When that concluded, Speaker Roger Hanshaw called for the vote. Fleischauer sought recognition and asked if she could get unanimous consent to amend the bill. Hanshaw said he’d already called the vote, denied her request and pushed his green button.
The vote was 94-4, with Fleischauer, another Democrat and two Republicans voting no. All other local delegates voted yes. It will head to the governor.
Gambling bill
SB 358 removes the prohibition against the state’s four racetrack casinos locating ATMs on the gambling floor where the video lottery machines sit.
The Senate had it on third reading on March 1. Finance chair Eric Tarr, R-Putnam, said it was a simple bill to allow the casinos to be more competitive.
But in committee and then on the Senate floor, Sen. Stephen Baldwin, D-Greenbrier, led the opposition. He said on March 1, “I was just astounded that we were considering this bill.”
He recounted that in committee discussion with the Lottery Commission, the commission admitted that the prohibition was put in place in 1994 to keep people from having easy access to their money and losing it all.
Baldwin said the casinos have since found creative ways to skirt the law and have located ATMs fairly close. But that changes nothing.
“I can’t sit idly by while a bill moves forward that would make it easier to prey on people through less than moral means.”

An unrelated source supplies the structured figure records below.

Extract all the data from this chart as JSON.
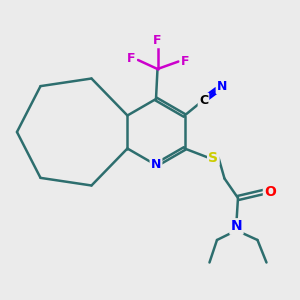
{
  "bg_color": "#ebebeb",
  "bond_color": "#2d6e6e",
  "N_color": "#0000ff",
  "S_color": "#cccc00",
  "O_color": "#ff0000",
  "F_color": "#cc00cc",
  "C_color": "#000000",
  "line_width": 1.8,
  "figsize": [
    3.0,
    3.0
  ],
  "dpi": 100,
  "xlim": [
    0,
    10
  ],
  "ylim": [
    0,
    10
  ]
}
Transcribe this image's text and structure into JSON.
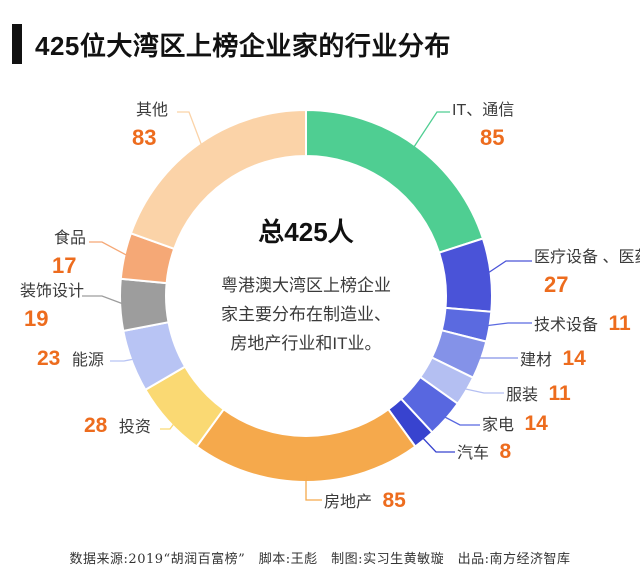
{
  "header": {
    "title": "425位大湾区上榜企业家的行业分布"
  },
  "chart_data": {
    "type": "pie",
    "subtype": "donut",
    "title": "425位大湾区上榜企业家的行业分布",
    "center_title": "总425人",
    "center_note": "粤港澳大湾区上榜企业\n家主要分布在制造业、\n房地产行业和IT业。",
    "total": 425,
    "unit": "人",
    "start_angle_deg": 0,
    "direction": "clockwise",
    "legend_position": "around-labels-with-leader-lines",
    "number_color": "#ED6C1E",
    "label_color": "#3B3B3B",
    "segments": [
      {
        "label": "IT、通信",
        "value": 85,
        "color": "#4FCE92"
      },
      {
        "label": "医疗设备 、医药",
        "value": 27,
        "color": "#4A53D8"
      },
      {
        "label": "技术设备",
        "value": 11,
        "color": "#5B6AE0"
      },
      {
        "label": "建材",
        "value": 14,
        "color": "#8492E8"
      },
      {
        "label": "服装",
        "value": 11,
        "color": "#B4BFF2"
      },
      {
        "label": "家电",
        "value": 14,
        "color": "#5867E0"
      },
      {
        "label": "汽车",
        "value": 8,
        "color": "#3843CF"
      },
      {
        "label": "房地产",
        "value": 85,
        "color": "#F5A94C"
      },
      {
        "label": "投资",
        "value": 28,
        "color": "#FAD973"
      },
      {
        "label": "能源",
        "value": 23,
        "color": "#B8C4F4"
      },
      {
        "label": "装饰设计",
        "value": 19,
        "color": "#9D9D9D"
      },
      {
        "label": "食品",
        "value": 17,
        "color": "#F5A876"
      },
      {
        "label": "其他",
        "value": 83,
        "color": "#FBD3A8"
      }
    ]
  },
  "footer": {
    "credits": "数据来源:2019“胡润百富榜”　脚本:王彪　制图:实习生黄敏璇　出品:南方经济智库"
  }
}
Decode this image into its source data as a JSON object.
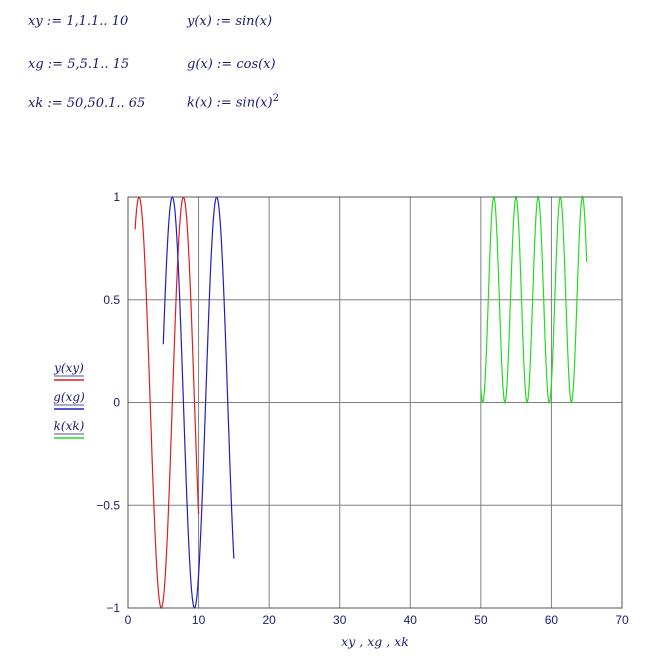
{
  "definitions": {
    "xy_range": "xy := 1,1.1.. 10",
    "xg_range": "xg := 5,5.1.. 15",
    "xk_range": "xk := 50,50.1.. 65",
    "y_func": "y(x) := sin(x)",
    "g_func": "g(x) := cos(x)",
    "k_func": "k(x) := sin(x)",
    "k_exponent": "2"
  },
  "chart_data": {
    "type": "line",
    "xlabel": "xy , xg , xk",
    "xlim": [
      0,
      70
    ],
    "ylim": [
      -1,
      1
    ],
    "x_ticks": [
      "0",
      "10",
      "20",
      "30",
      "40",
      "50",
      "60",
      "70"
    ],
    "y_ticks": [
      "1",
      "0.5",
      "0",
      "-0.5",
      "-1"
    ],
    "grid": true,
    "legend_position": "left",
    "series": [
      {
        "name": "y(xy)",
        "function": "sin",
        "x_start": 1,
        "x_end": 10,
        "x_step": 0.1,
        "color": "#e01e1e"
      },
      {
        "name": "g(xg)",
        "function": "cos",
        "x_start": 5,
        "x_end": 15,
        "x_step": 0.1,
        "color": "#1e1ec8"
      },
      {
        "name": "k(xk)",
        "function": "sin_squared",
        "x_start": 50,
        "x_end": 65,
        "x_step": 0.1,
        "color": "#22dd22"
      }
    ]
  }
}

The vote was 18-15 with four Republicans siding with the Democrats.
In the House, the bill never saw committee consideration. It went straight to the floor and came up for third reading Friday.
The explanation of the bill took less than a minute and the vote was 73-25; 19 Democrats voted yes, 21 Republicans voted no. Delegate Buck Jennings, R-Preston, was the only local delegate to vote no. It heads to the governor.